Major Overnight Headlines
• Britain says intl. community “must respond” “proportionately” to Syria chemical attacks, Thomson Reuters
• TRY drops to new record low versus USD on Syria spillover, preexisting external imbalance
• Germany’s IFO Business Climate Index slightly better at 107.5 (107.0 exp.) in August
Tensions such as those mounting between Syria and a large swathe of the international community are never really convenient for the macro environment, but in terms of tradable paradigms within the FX space, a full-scale escalation of the Syrian conflict involving the most influential world powers will wreak havoc on the 2-3 month macro-based FX outlook within the G10 space.

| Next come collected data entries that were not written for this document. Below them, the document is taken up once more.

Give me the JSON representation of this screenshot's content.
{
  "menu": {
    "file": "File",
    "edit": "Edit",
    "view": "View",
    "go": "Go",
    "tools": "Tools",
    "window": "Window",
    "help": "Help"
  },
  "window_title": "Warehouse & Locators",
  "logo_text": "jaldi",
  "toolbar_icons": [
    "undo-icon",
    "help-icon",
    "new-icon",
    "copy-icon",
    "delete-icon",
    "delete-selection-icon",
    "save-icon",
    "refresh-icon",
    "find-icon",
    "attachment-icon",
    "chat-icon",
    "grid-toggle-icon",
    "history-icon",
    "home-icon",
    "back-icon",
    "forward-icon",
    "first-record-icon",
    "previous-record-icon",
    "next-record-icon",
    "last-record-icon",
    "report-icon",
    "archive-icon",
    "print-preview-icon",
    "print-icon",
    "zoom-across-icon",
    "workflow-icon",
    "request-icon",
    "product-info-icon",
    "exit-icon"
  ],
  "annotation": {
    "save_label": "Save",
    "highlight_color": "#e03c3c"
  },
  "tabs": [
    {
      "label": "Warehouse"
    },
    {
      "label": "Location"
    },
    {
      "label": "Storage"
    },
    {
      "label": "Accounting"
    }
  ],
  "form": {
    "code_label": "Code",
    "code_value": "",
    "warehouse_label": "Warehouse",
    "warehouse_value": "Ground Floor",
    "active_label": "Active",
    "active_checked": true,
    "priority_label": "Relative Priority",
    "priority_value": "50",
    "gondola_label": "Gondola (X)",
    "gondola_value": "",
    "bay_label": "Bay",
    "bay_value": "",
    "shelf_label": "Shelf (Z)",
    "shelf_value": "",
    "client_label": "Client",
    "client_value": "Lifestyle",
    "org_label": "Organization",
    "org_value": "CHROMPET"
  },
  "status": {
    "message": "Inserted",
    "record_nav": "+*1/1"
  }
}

As the tone this morning in London indicates, whilst the general trend in developing market currencies will be fairly straight forward as tensions develop into outright international conflict, we need to remember that, broadly speaking, the G10 space has been priced for relative growth and monetary policy divergence for at least the better part of the year – not geopolitical tensions. This is another way of saying that the Q4 2012-Q3 2013 stretch has been one of the most data- and monetary policy-dependent since the Global Financial Crisis swung into acute mode in 2008/2009. Moreover, yield-driven “risk-off” has largely supplanted “classic risk-off” as means of reading into and reacting to events, but an intense market focus on Syria and the international response could see a return to the latter, in which the USD strengthens even as the fall in US yields outpaces that of its core peers on rising UST demand. For “classic risk-off” to return in full force, a major chunk of the views placed on relative macro economic performance will need to be undone first. Therefore, in the run-up to “risk-on/risk-off”, moves within the G10 space will not be straightforward at all as spreads adjust and repatriation flows intensify. We would not recommend buying or selling EUR/USD in the very nearterm purely on the basis of Syrian headlines.
If anything, we would say that the US’s “no global coordination on monetary policy necessary” attitude displayed at Jackson Hole over the weekend narrows the odds of some type of intervention in Syria taking place. The US’s role in “policing the world” will be seen in some quarters as justification for doing whatever is needed to the value of the USD in order to achieve domestic economic objectives.